The Devonian period is broken into the Early, Middle and Late stages. By the start of the Early Devonian 419 mya, jawed fishes had divided into four distinct clades: the placoderms and spiny sharks, both of which are now extinct, and the cartilaginous and bony fishes, both of which are still extant. The modern bony fish, class Osteichthyes, appeared in the late Silurian or early Devonian, about 416 million years ago. Both the cartilaginous and bony fish may have arisen from either the placoderms or the spiny sharks. A subclass of bony fish, the ray-finned fishes (Actinopterygii), have become the dominant group in the post-Paleozoic and modern world, with some 30,000 living species. Meanwhile, another subclass of bony fish, the lobe-finned fishes, became the dominant group on land.
During the Late Devonian the first forests were taking shape on land. The first tetrapods appeared in the fossil record over a period, the beginning and end of which are marked with extinction events. This lasted until the end of the Devonian 359 mya. The ancestors of all tetrapods began adapting to walking on land, their strong pectoral and pelvic fins gradually evolved into legs (see Tiktaalik). In the oceans, primitive sharks became more numerous than in the Silurian and the late Ordovician. The first ammonite mollusks appeared. Trilobites, the mollusk-like brachiopods and the great coral reefs, were still common.
The group of lobe-finned fishes that were the ancestors of the tetrapod are grouped together as the Rhipidistia, and the first tetrapods evolved from these fish over the relatively short timespan 385–360 Ma. The early tetrapod groups themselves are grouped as Labyrinthodontia. They retained aquatic, fry-like tadpoles, a system still seen in modern amphibians. From the 1950s to the early 1980s it was thought that tetrapods evolved from fish that had already acquired the ability to crawl on land, possibly so they could go from a pool that was drying out to one that was deeper. However, in 1987, nearly complete fossils of Acanthostega from about 363 Ma showed that this Late Devonian transitional animal had legs and both lungs and gills, but could never have survived on land: its limbs and its wrist and ankle joints were too weak to bear its weight; its ribs were too short to prevent its lungs from being squeezed flat by its weight; its fish-like tail fin would have been damaged by dragging on the ground. The current hypothesis is that Acanthostega, which was about 1 metre (3.3 ft) long, was a wholly aquatic predator that hunted in shallow water. Its skeleton differed from that of most fish, in ways that enabled it to raise its head to breathe air while its body remained submerged, including: its jaws show modifications that would have enabled it to gulp air; the bones at the back of its skull are locked together, providing strong attachment points for muscles that raised its head; the head is not joined to the shoulder girdle and it has a distinct neck.
The Devonian proliferation of land plants may help to explain why air-breathing would have been an advantage: leaves falling into streams and rivers would have encouraged the growth of aquatic vegetation; this would have attracted grazing invertebrates and small fish that preyed on them; they would have been attractive prey but the environment was unsuitable for the big marine predatory fish; air-breathing would have been necessary because these waters would have been short of oxygen, since warm water holds less dissolved oxygen than cooler marine water and since the decomposition of vegetation would have used some of the oxygen.
There are three major hypotheses as to how tetrapods evolved their stubby fins (proto-limbs). The traditional explanation is the "shrinking waterhole hypothesis" or "desert hypothesis" posited by the American paleontologist Alfred Romer. He believed limbs and lungs may have evolved from the necessity of having to find new bodies of water as old waterholes dried up.

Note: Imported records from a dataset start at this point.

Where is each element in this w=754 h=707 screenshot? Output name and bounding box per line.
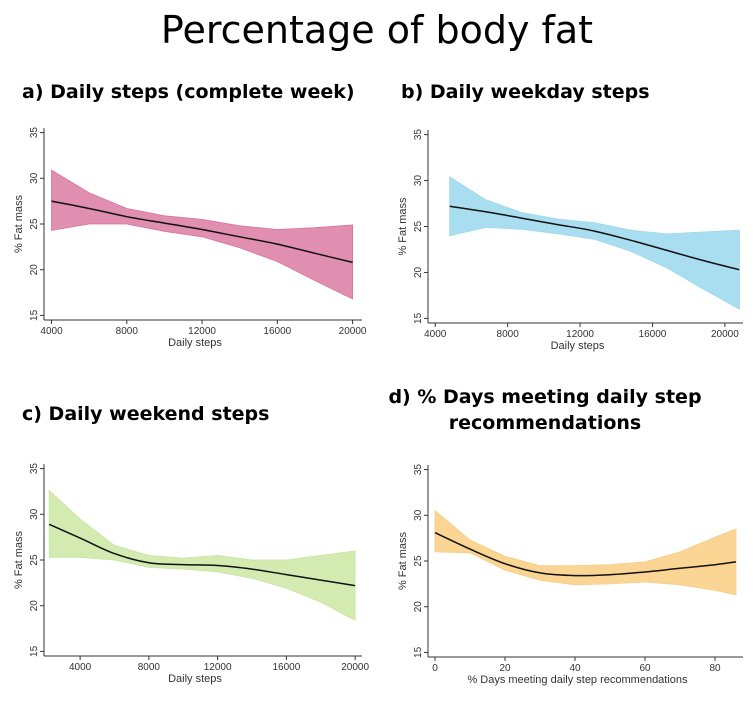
y-tick-label: 30 (29, 172, 40, 184)
y-tick-label: 15 (29, 309, 40, 321)
x-tick-label: 8000 (497, 329, 520, 340)
x-tick-label: 12000 (204, 662, 232, 673)
panel-title: b) Daily weekday steps (401, 79, 741, 105)
y-tick-label: 20 (29, 600, 40, 612)
fitted-line (449, 205, 740, 271)
x-tick-label: 4000 (424, 329, 447, 340)
x-tick-label: 12000 (188, 326, 216, 337)
x-tick-label: 16000 (639, 329, 667, 340)
y-axis-label: % Fat mass (13, 530, 25, 589)
x-axis-label: Daily steps (168, 673, 222, 685)
y-tick-label: 25 (413, 555, 424, 567)
x-tick-label: 16000 (272, 662, 300, 673)
x-tick-label: 60 (639, 663, 651, 674)
panel-title: c) Daily weekend steps (22, 401, 362, 427)
y-axis-label: % Fat mass (397, 531, 409, 590)
y-tick-label: 15 (413, 646, 424, 658)
x-tick-label: 0 (432, 663, 438, 674)
y-tick-label: 25 (29, 218, 40, 230)
x-tick-label: 12000 (566, 329, 594, 340)
x-axis-label: Daily steps (168, 337, 222, 349)
fitted-line (51, 200, 353, 264)
y-axis-label: % Fat mass (13, 194, 25, 253)
page-title: Percentage of body fat (160, 8, 594, 52)
x-tick-label: 20 (499, 663, 511, 674)
y-tick-label: 35 (413, 129, 424, 141)
panel-title-line: c) Daily weekend steps (22, 403, 270, 425)
fitted-line (48, 523, 356, 587)
panel-title-line: d) % Days meeting daily step (388, 386, 702, 408)
y-tick-label: 30 (29, 508, 40, 520)
confidence-band (51, 169, 353, 300)
x-tick-label: 40 (569, 663, 581, 674)
x-tick-label: 20000 (341, 662, 369, 673)
x-axis-label: % Days meeting daily step recommendation… (467, 674, 688, 686)
x-tick-label: 80 (709, 663, 721, 674)
y-tick-label: 20 (29, 264, 40, 276)
y-tick-label: 35 (29, 127, 40, 139)
confidence-band (449, 176, 740, 310)
y-tick-label: 15 (413, 312, 424, 324)
y-tick-label: 15 (29, 645, 40, 657)
y-tick-label: 20 (413, 266, 424, 278)
panel-title: a) Daily steps (complete week) (22, 79, 362, 105)
x-tick-label: 20000 (339, 326, 367, 337)
fitted-line (434, 532, 737, 577)
y-axis-label: % Fat mass (397, 197, 409, 256)
panel-title-line: recommendations (448, 412, 642, 434)
x-tick-label: 4000 (69, 662, 92, 673)
y-tick-label: 30 (413, 509, 424, 521)
y-tick-label: 20 (413, 601, 424, 613)
x-tick-label: 20000 (711, 329, 739, 340)
confidence-band (48, 489, 356, 621)
panel-title: d) % Days meeting daily step recommendati… (375, 384, 715, 436)
x-tick-label: 8000 (116, 326, 139, 337)
y-tick-label: 35 (413, 464, 424, 476)
y-tick-label: 35 (29, 463, 40, 475)
y-tick-label: 25 (29, 554, 40, 566)
x-tick-label: 4000 (40, 326, 63, 337)
panel-title-line: b) Daily weekday steps (401, 81, 650, 103)
x-tick-label: 8000 (138, 662, 161, 673)
confidence-band (434, 509, 737, 596)
panel-title-line: a) Daily steps (complete week) (22, 81, 355, 103)
y-tick-label: 25 (413, 221, 424, 233)
x-tick-label: 16000 (263, 326, 291, 337)
x-axis-label: Daily steps (551, 340, 605, 352)
y-tick-label: 30 (413, 175, 424, 187)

The second hypothesis is the "inter-tidal hypothesis" put forward in 2010 by a team of Polish paleontologists led by Grzegorz Niedźwiedzki. They argued that sarcopterygians may have first emerged unto land from intertidal zones rather than inland bodies of water. Their hypothesis is based on the discovery of the 395 million-year-old Zachełmie tracks in Zachełmie, Poland, the oldest ever discovered fossil evidence of tetrapods.
The third hypothesis, the "woodland hypothesis", was proposed by the American paleontologist Gregory J. Retallack in 2011. He argues that limbs may have developed in shallow bodies of water in woodlands as a means of navigating in environments filled with roots and vegetation. He based his conclusions on the evidence that transitional tetrapod fossils are consistently found in habitats that were formerly humid and wooded floodplains.
By the late Devonian, land plants had stabilized freshwater habitats, allowing the first wetland ecosystems to develop, with increasingly complex food webs that afforded new opportunities. Freshwater habitats were not the only places to find water filled with organic matter and choked with plants with dense vegetation near the water's edge. Swampy habitats like shallow wetlands, coastal lagoons and large brackish river deltas also existed at this time, and there is much to suggest that this is the kind of environment in which the tetrapods evolved. Early fossil tetrapods have been found in marine sediments, and because fossils of primitive tetrapods in general are found scattered all around the world, they must have spread by following the coastal lines — they could not have lived in freshwater only.